Porque no duermo en condiciones desde hace aproximadamente dos años (en otro post te contaré nuestra agonía con el tema sueño). Porque he perdido peso y fuerzas al tiempo que he ganado arrugas y contracturas, a marchas forzadas. Porque sólo me dedico, como quien dice, a ser mamá a jornada completa, y eso a veces me pesa, me oprime, me molesta, me hace sentir perdida como persona, como mujer, como antigua trabajadora productiva que un día fui y espero volver a ser pronto. Porque me quedé desconectada de mi mundo, de mis amigas sin hijos que no me entienden y a las que no veo porque mi vida y la suya nada tienen que ver ya, y aún no tengo nuevas amigas con hijos con quienes compartir mi día a día como hacía antes, y me siento desubicada. Porque me cabreé tanto viendo que a nadie le importaba lo que estábamos sufriendo que me aislé de todos y me dediqué a sobrevivir y, como consecuencia de esa decisión, a veces me siento algo sola. Porque muchas veces no sé cómo hacer las cosas, no sé si lo estoy haciendo todo bien o todo mal y tengo esas mil dudas como madre que todas tenemos desde que nos unimos al club. Porque a veces querría escaparme un ratito, un fin de semana, querría ir a un spa, leer un libro tras otro, cuando me dé la gana y durante horas y horas, como hacía antes, ver una película porque me apetece, cuando me apetece, y disfrutar de toda esa libertad de quien no tiene más compromisos que los que él mismo acepta en cada momento.

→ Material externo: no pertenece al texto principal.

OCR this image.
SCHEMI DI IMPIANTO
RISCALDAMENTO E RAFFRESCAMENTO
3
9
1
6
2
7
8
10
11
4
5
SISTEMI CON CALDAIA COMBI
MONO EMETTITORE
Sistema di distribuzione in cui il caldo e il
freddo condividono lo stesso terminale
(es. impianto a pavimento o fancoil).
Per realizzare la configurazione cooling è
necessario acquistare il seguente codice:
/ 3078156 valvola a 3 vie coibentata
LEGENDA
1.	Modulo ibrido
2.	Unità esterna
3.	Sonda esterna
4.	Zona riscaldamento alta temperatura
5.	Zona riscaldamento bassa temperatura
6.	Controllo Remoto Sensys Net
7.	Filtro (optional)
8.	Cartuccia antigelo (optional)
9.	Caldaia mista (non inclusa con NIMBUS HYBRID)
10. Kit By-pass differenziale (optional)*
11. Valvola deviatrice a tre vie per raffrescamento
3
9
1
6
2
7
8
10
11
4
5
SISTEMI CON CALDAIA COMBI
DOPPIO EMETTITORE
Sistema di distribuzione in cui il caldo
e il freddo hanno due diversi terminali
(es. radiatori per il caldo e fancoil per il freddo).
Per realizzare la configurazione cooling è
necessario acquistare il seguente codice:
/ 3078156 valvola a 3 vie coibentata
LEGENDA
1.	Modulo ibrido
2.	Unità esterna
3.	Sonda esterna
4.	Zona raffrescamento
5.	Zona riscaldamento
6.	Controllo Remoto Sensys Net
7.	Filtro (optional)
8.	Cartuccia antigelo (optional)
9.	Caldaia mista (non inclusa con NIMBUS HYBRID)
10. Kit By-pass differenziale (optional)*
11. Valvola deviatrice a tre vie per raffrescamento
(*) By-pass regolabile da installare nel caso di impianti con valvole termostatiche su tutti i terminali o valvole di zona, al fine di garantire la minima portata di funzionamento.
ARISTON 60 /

Y entonces miro a mi hija. Y me maravillo de tener a mi lado una criatura tan pura, tan inocente, y de sentir hacia ella este amor tan absoluto. Me acaricia con mimo las mejillas, con sus manitas redonditas, y me dice «ohhhh, mami…» y ese momento se convierte en magia.

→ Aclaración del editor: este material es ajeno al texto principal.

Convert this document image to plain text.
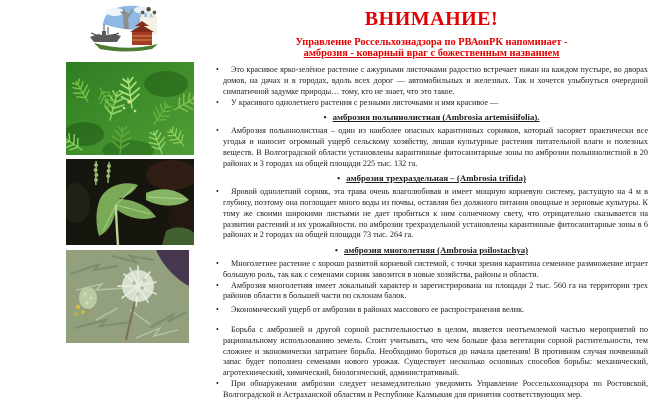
ВНИМАНИЕ!
Управление Россельхознадзора по РВАоиРК напоминает -
амброзия - коварный враг с божественным названием

• Это красивое ярко-зелёное растение с ажурными листочками радостно встречает южан на каждом пустыре, во дворах домов, на дачах и в городах, вдоль всех дорог — автомобильных и железных. Так и хочется улыбнуться очередной симпатичной задумке природы… тому, кто не знает, что это такое.

• У красивого однолетнего растения с резными листочками и имя красивое —

• амброзия полыннолистная (Ambrosia artemisiifolia).

• Амброзия полыннолистная – один из наиболее опасных карантинных сорняков, который засоряет практически все угодья и наносит огромный ущерб сельскому хозяйству, лишая культурные растения питательной влаги и полезных веществ. В Волгоградской области установлены карантинные фитосанитарные зоны по амброзии полыннолистной в 20 районах и 3 городах на общей площади 225 тыс. 132 га.

• амброзия трехраздельная – (Ambrosia trifida)

• Яровой однолетний сорняк, эта трава очень влаголюбивая и имеет мощную корневую систему, растущую на 4 м в глубину, поэтому она поглощает много воды из почвы, оставляя без должного питания овощные и зерновые культуры. К тому же своими широкими листьями не дает пробиться к ним солнечному свету, что отрицательно сказывается на развитии растений и их урожайности. по амброзии трехраздельной установлены карантинные фитосанитарные зоны в 6 районах и 2 городах на общей площади 73 тыс. 264 га.

• амброзия многолетняя (Ambrosia psilostachya)

• Многолетнее растение с хорошо развитой корневой системой, с точки зрения карантина семенное размножение играет большую роль, так как с семенами сорняк завозится в новые хозяйства, районы и области.

• Амброзия многолетняя имеет локальный характер и зарегистрирована на площади 2 тыс. 560 га на территории трех районов области в большей части по склонам балок.

• Экономический ущерб от амброзии в районах массового ее распространения велик.

• Борьба с амброзией и другой сорной растительностью в целом, является неотъемлемой частью мероприятий по рациональному использованию земель. Стоит учитывать, что чем больше фаза вегетации сорной растительности, тем сложнее и экономически затратнее борьба. Необходимо бороться до начала цветения! В противном случая почвенный запас будет пополнен семенами нового урожая. Существует несколько основных способов борьбы: механический, агротехнический, химический, биологический, административный.

• При обнаружении амброзии следует незамедлительно уведомить Управление Россельхознадзора по Ростовской, Волгоградской и Астраханской областям и Республике Калмыкия для принятия соответствующих мер.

Y están los días en que todo sale mal…

El telefonillo suena justo cuando por fin he conseguido ponerla a dormir la siesta, me pillo el dedo con la sillita al meterla en el maletero, me duele el hombro de los doscientos bártulos que llevo colgados de un brazo porque con el otro llevo a la pequeñina como un monito que cada vez pesa más,  me cargo la pantalla de mi móvil pillándola con la puerta del coche, el ordenador va como una castaña y no me cunde el tiempo. Y me dan ganas de mandarlo todo al carajo, darle un martillazo al telefonillo, tirar todas las cosas al suelo, llorar porque adoraba mi móvil, gritarle al ordenador y darme cabezazos contra las paredes, harta de prisas, estrés, cansancio y responsabilidad.

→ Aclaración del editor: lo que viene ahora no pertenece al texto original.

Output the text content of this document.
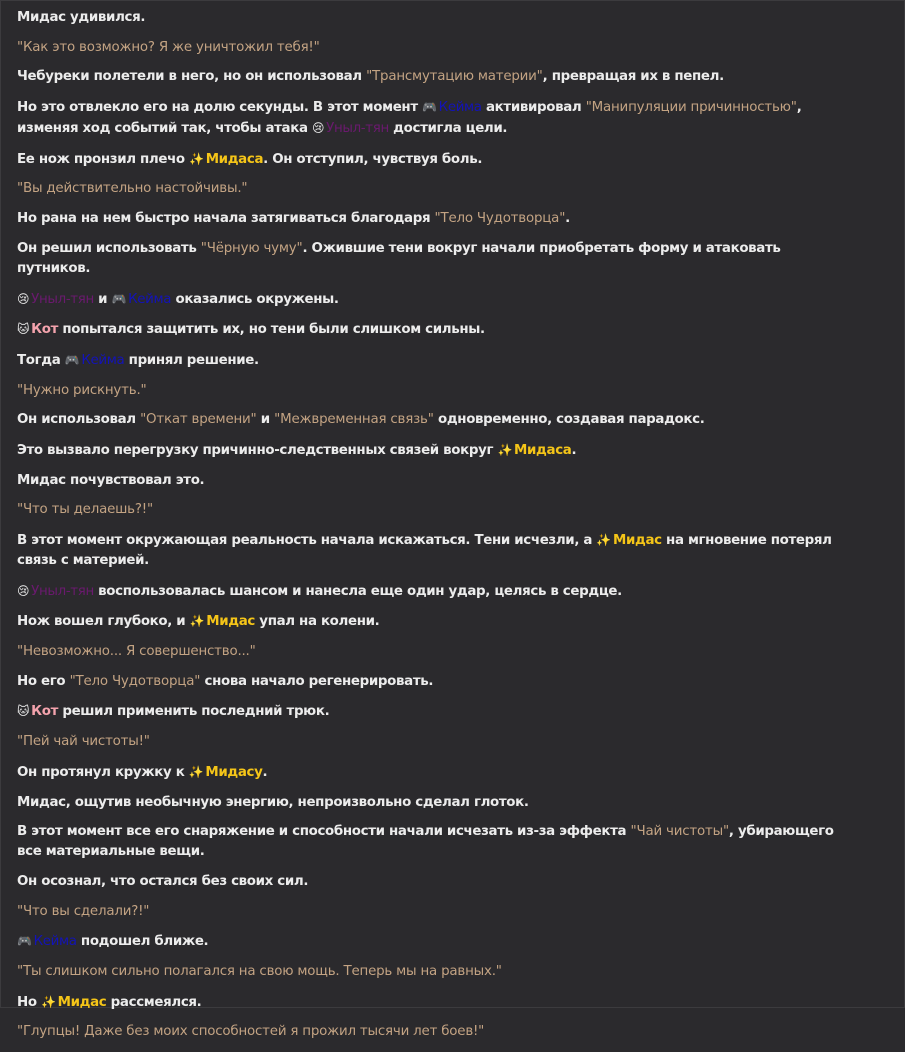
Мидас удивился.

"Как это возможно? Я же уничтожил тебя!"

Чебуреки полетели в него, но он использовал "Трансмутацию материи", превращая их в пепел.

Но это отвлекло его на долю секунды. В этот момент 🎮 Кейма активировал "Манипуляции причинностью", изменяя ход событий так, чтобы атака 😢 Уныл-тян достигла цели.

Ее нож пронзил плечо ✨ Мидаса. Он отступил, чувствуя боль.

"Вы действительно настойчивы."

Но рана на нем быстро начала затягиваться благодаря "Тело Чудотворца".

Он решил использовать "Чёрную чуму". Ожившие тени вокруг начали приобретать форму и атаковать путников.

😢 Уныл-тян и 🎮 Кейма оказались окружены.

🐱 Кот попытался защитить их, но тени были слишком сильны.

Тогда 🎮 Кейма принял решение.

"Нужно рискнуть."

Он использовал "Откат времени" и "Межвременная связь" одновременно, создавая парадокс.

Это вызвало перегрузку причинно-следственных связей вокруг ✨ Мидаса.

Мидас почувствовал это.

"Что ты делаешь?!"

В этот момент окружающая реальность начала искажаться. Тени исчезли, а ✨ Мидас на мгновение потерял связь с материей.

😢 Уныл-тян воспользовалась шансом и нанесла еще один удар, целясь в сердце.

Нож вошел глубоко, и ✨ Мидас упал на колени.

"Невозможно... Я совершенство..."

Но его "Тело Чудотворца" снова начало регенерировать.

🐱 Кот решил применить последний трюк.

"Пей чай чистоты!"

Он протянул кружку к ✨ Мидасу.

Мидас, ощутив необычную энергию, непроизвольно сделал глоток.

В этот момент все его снаряжение и способности начали исчезать из-за эффекта "Чай чистоты", убирающего все материальные вещи.

Он осознал, что остался без своих сил.

"Что вы сделали?!"

🎮 Кейма подошел ближе.

"Ты слишком сильно полагался на свою мощь. Теперь мы на равных."

Но ✨ Мидас рассмеялся.

"Глупцы! Даже без моих способностей я прожил тысячи лет боев!"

Y entonces miro a mi hija. Y me sonríe con aspecto de ratoncita. Se le escapa una risita que suena a pura felicidad, la suya y la mía, porque estamos juntas, mamá con ella, ella con mami, y ¿qué más hace falta? Me dejo hipnotizar por su alegría y ese momento se convierte en magia.

Cada vez que miro a mi hija, todo se convierte en magia.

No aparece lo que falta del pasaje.